Yesterday we traveled to Durango, via Denver, and things went both terribly and according to plan. Terribly, in that we had to work our way through a six (6) hour layover in Denver airport. According to plan, because, as my wife would say, we “meant to do that.” It seems that by accepting an incredibly long stop in Denver we were able to save roughly $400 per ticket. While there were moments yesterday when I thought that six hours in Denver for $400 X 5 was a bad trade, it actually didn't even rank in my running list of hideous travel experiences. In the event, I was able to play around with my new digital camera, stuff a bunch of Christmas cards into envelopes, drink two beers, surf the web via a wireless connection I picked up in the bar, eat a tuna steak, get a poorly-executed chair massage (price = 1% of our savings from the five hour layover), read from my book and the huge pile of newspapers and magazines I lug around, watch the people (who are generally much more attractive than in New Jersey) and delete a bunch of superceded emails from my Inbox, which is about as productive as I usually am on a Sunday afternoon. And, apart from a constant stream of sarcasm, the children behaved well, so we didn’t have to threaten any unenforceable sanctions.

The only unscheduled glitch was related to the capacity of the little propeller plane that United proposed to fly over the Rockies to Durango. A few minutes before flight time they announced that our plane was subject to “weight limitations.” They asked people to volunteer to be bumped not because there weren’t enough seats, but because the people in the seats, plus their baggage, just added up to too much weight. Since I didn’t see any real “belt over, palms back” fatsos in the gate area, it must have been the bags. Hey, it was probably our bags, in that we are humping clothes and ski equipment for five people and Christmas presents for something like 13 people.

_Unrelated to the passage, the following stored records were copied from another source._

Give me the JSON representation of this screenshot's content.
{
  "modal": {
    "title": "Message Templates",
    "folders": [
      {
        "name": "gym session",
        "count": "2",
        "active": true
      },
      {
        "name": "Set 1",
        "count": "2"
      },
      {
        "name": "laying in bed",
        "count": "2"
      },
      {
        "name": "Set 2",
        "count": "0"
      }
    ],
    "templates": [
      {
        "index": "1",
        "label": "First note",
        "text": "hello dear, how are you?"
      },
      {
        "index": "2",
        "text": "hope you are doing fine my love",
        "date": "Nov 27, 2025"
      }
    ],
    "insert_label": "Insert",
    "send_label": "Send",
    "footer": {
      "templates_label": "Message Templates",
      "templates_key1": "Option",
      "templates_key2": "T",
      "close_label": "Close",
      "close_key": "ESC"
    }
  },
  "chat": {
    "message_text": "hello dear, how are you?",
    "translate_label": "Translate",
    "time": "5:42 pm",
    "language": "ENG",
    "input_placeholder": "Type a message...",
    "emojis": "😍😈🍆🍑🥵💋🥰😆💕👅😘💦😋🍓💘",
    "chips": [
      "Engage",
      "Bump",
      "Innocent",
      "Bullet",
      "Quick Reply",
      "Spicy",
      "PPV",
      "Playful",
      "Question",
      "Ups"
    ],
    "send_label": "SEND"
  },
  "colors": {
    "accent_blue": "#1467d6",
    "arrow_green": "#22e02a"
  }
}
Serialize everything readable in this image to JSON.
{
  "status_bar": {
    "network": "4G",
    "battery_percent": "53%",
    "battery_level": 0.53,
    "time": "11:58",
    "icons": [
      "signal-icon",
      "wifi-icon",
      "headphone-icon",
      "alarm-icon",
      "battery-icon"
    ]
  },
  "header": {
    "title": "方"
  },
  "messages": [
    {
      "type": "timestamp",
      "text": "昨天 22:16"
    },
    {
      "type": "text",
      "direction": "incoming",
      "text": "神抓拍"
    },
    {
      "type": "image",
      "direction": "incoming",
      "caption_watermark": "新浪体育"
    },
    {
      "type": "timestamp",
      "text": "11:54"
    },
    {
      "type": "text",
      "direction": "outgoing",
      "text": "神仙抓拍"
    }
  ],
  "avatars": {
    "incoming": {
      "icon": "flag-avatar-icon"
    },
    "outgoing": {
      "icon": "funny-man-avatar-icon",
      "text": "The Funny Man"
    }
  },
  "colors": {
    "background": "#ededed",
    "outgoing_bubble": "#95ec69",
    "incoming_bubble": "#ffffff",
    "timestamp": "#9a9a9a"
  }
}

The troubling part was that having asked for bump-volunteers and not getting any, they did not actually force anybody off the plane. Instead they announced that they were “crunching numbers” to figure out whether the number of children would let them fly without kicking somebody off. I did not find it comforting that the success of our flight over the Rockies in the snow turned on any employee of United Airlines, up to and including the CFO, “crunching numbers,” or that the inputs to such number crunching included the difference between a child's weight, eye-balled by the gate attendant, and an adult's weight, also so eye-balled. But we made it.